Dès l’ouverture du livre, une impression irrépressible le frappa : cet ouvrage n’aurait jamais dû exister. Le papier, trop fibreux, semblait presque poreux. L’encre, d’un noir luisant, donnait l’impression de ne jamais avoir complètement séché. Les pages exhalaient une odeur tiède, organique, vaguement animale, étrangère aux bibliothèques et aux étagères civilisées.

À mesure qu’il avançait, une sensation insidieuse le gagna :

Il ne lisait pas des coutumes.
Il était observé par elles.

Le ton de Nigel Blackwell, d’abord froid et méthodique, se fissurait peu à peu. La rigueur scientifique cédait la place à une nervosité croissante, puis à une peur mal contenue — une peur qui se transmettait, phrase après phrase.

Martin lut alors un passage consacré au culte d’Ahtu-le-Vermineux.

Il y découvrit des descriptions d’auto-mutilations rituelles, d’entailles qui ne cicatrisaient pas, de chairs nourries par elles-mêmes, et de corps ondulant sous la peau comme habités de formes rampantes. Il lut les mots d’un homme qui avait vu trop près, trop longtemps.

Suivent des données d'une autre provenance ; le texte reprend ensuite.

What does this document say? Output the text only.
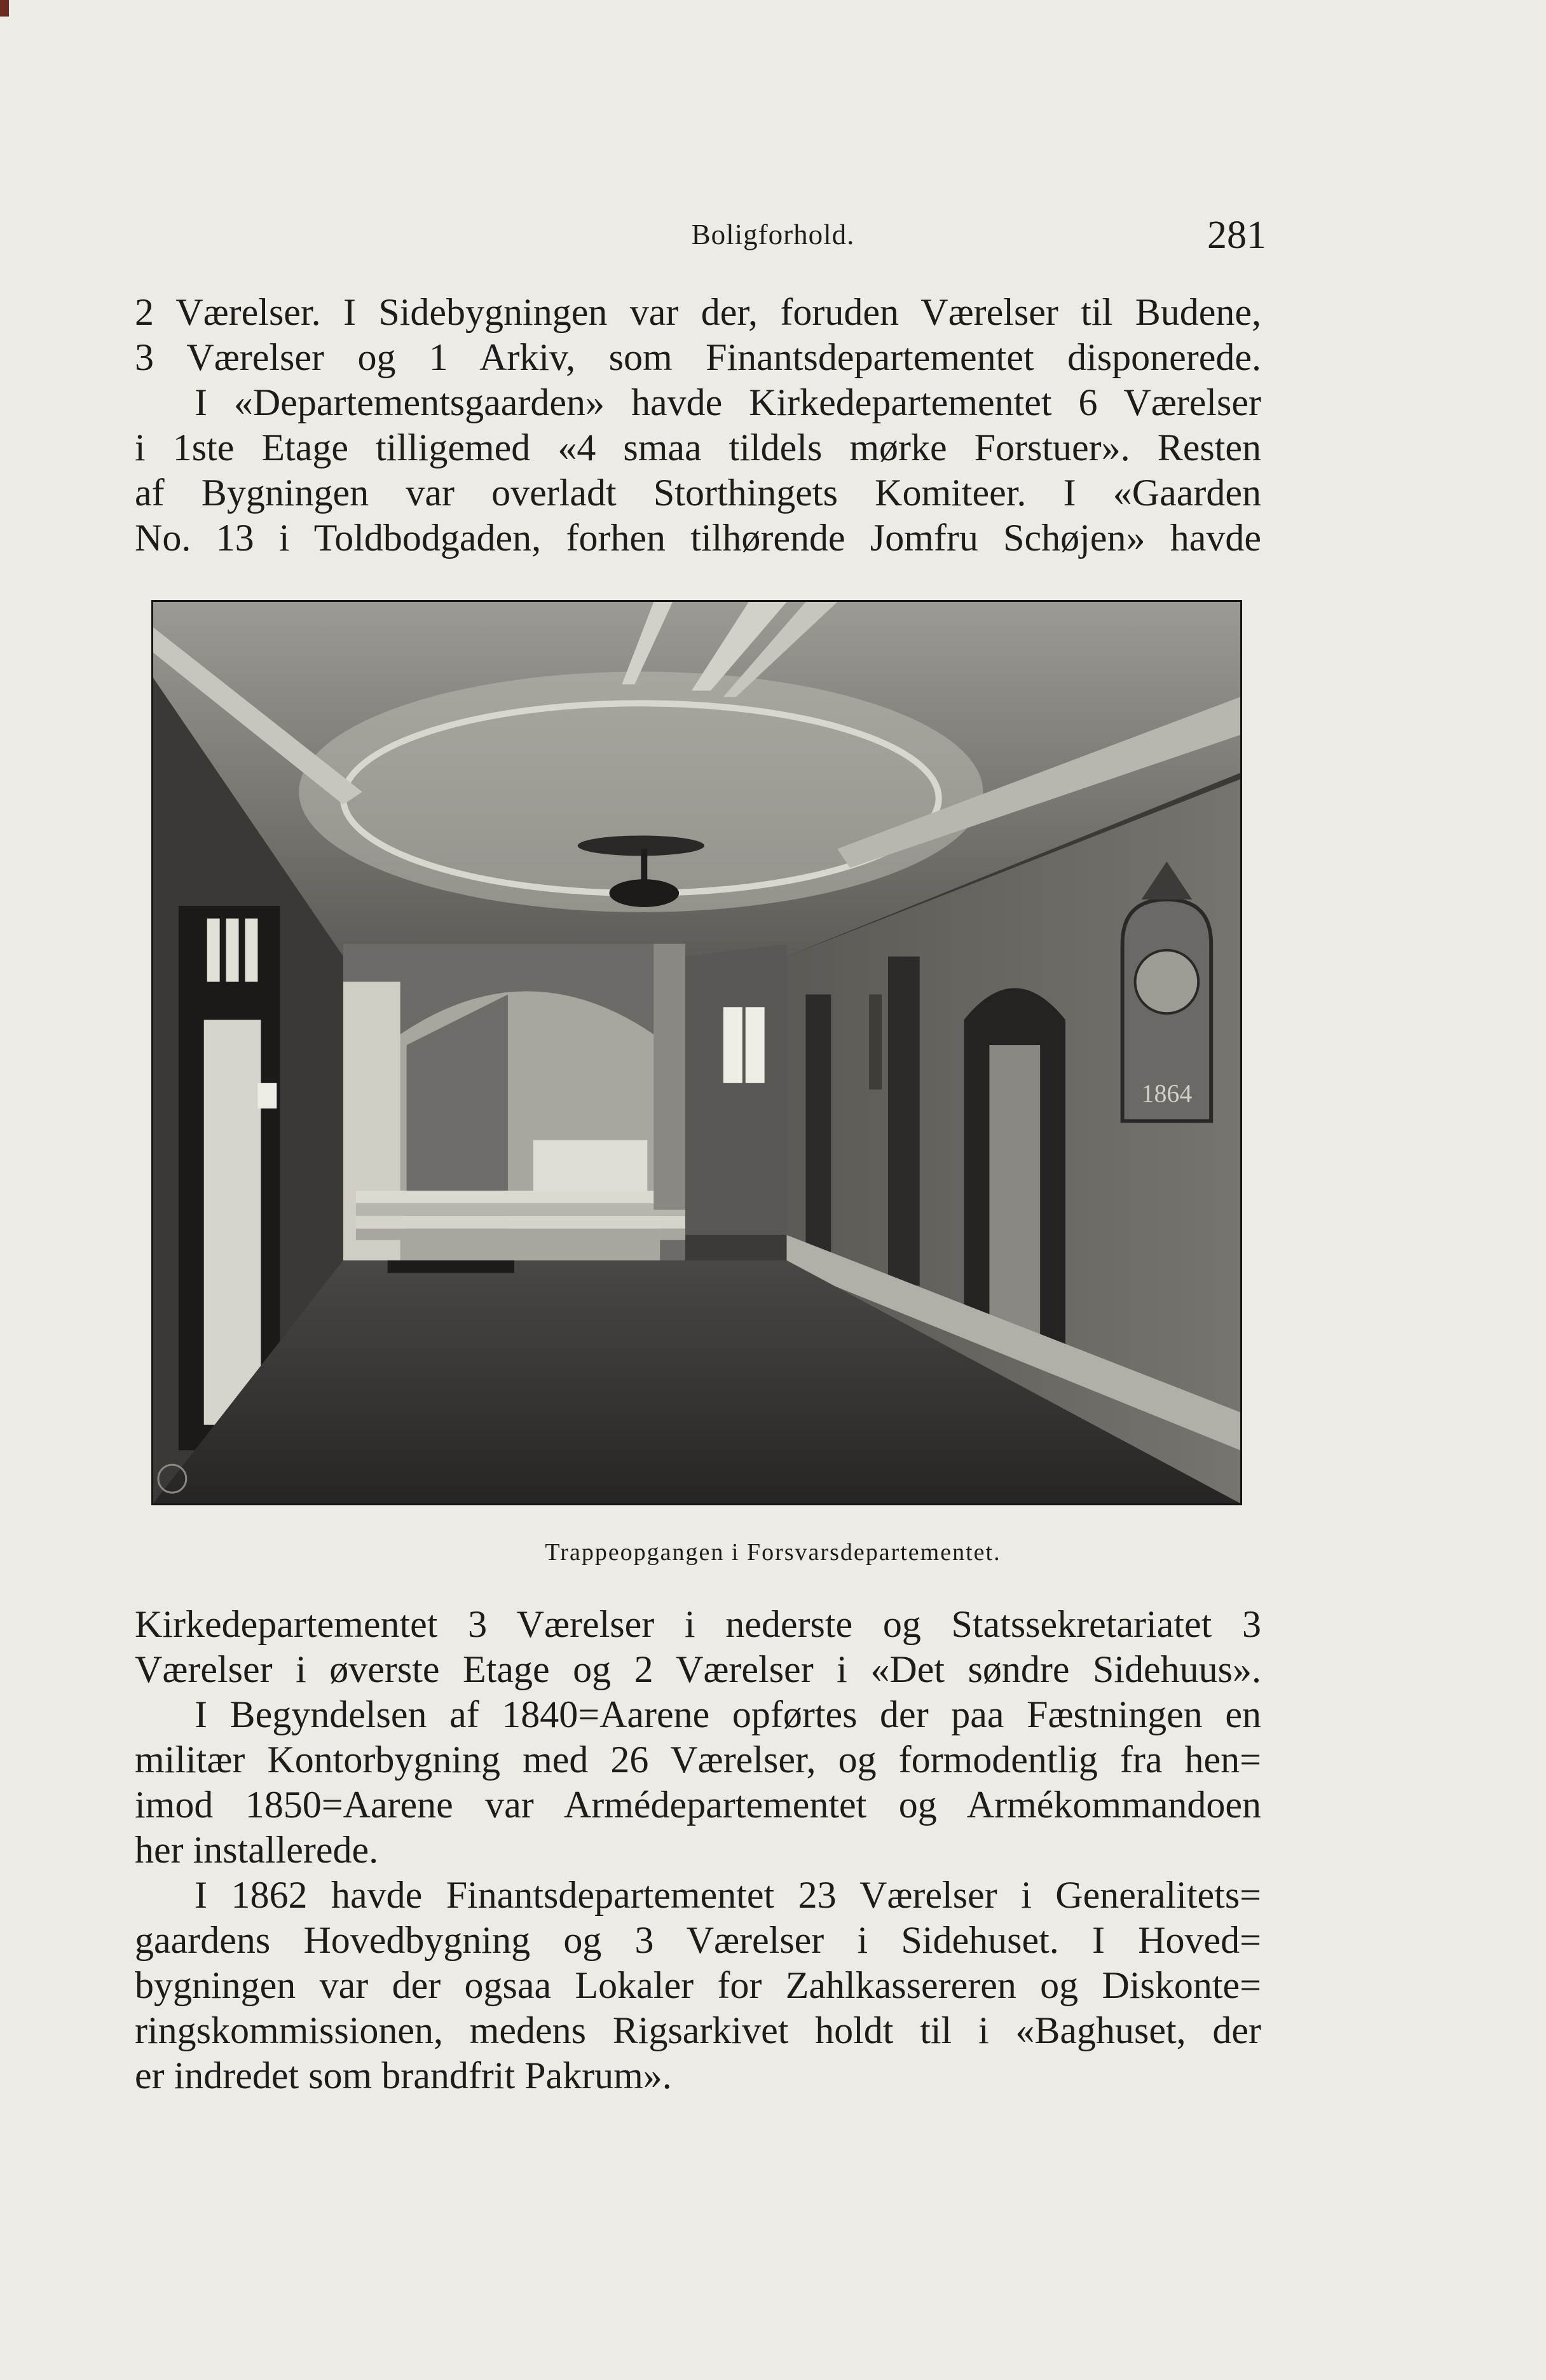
Boligforhold.	281

2 Værelser. I Sidebygningen var der, foruden Værelser til Budene,

3 Værelser og 1 Arkiv, som Finantsdepartementet disponerede.

I «Departementsgaarden» havde Kirkedepartementet 6 Værelser

i 1ste Etage tilligemed «4 smaa tildels mørke Forstuer». Resten

af Bygningen var overladt Storthingets Komiteer. I «Gaarden

No. 13 i Toldbodgaden, forhen tilhørende Jomfru Schøjen» havde

1864
Trappeopgangen i Forsvarsdepartementet.

Kirkedepartementet 3 Værelser i nederste og Statssekretariatet 3

Værelser i øverste Etage og 2 Værelser i «Det søndre Sidehuus».

I Begyndelsen af 1840=Aarene opførtes der paa Fæstningen en

militær Kontorbygning med 26 Værelser, og formodentlig fra hen=

imod 1850=Aarene var Armédepartementet og Armékommandoen

her installerede.

I 1862 havde Finantsdepartementet 23 Værelser i Generalitets=

gaardens Hovedbygning og 3 Værelser i Sidehuset. I Hoved=

bygningen var der ogsaa Lokaler for Zahlkassereren og Diskonte=

ringskommissionen, medens Rigsarkivet holdt til i «Baghuset, der

er indredet som brandfrit Pakrum».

Et lorsque Blackwell décrivit la cage thoracique d’un adepte se soulevant comme un sac d’asticots vivants, Martin sentit son estomac se nouer, et une sueur froide perler à sa nuque.

Le rire de l’initié, rapporté sur la page, semblait encore résonner dans la cabine.

La journée s’acheva ainsi.

Sans cri.
Sans violence.
Mais avec cette impression commune, diffuse, que quelque chose, à bord de l’Aquitania, avait pris note de leur présence.

Et qu’ils n’étaient plus seulement des passagers.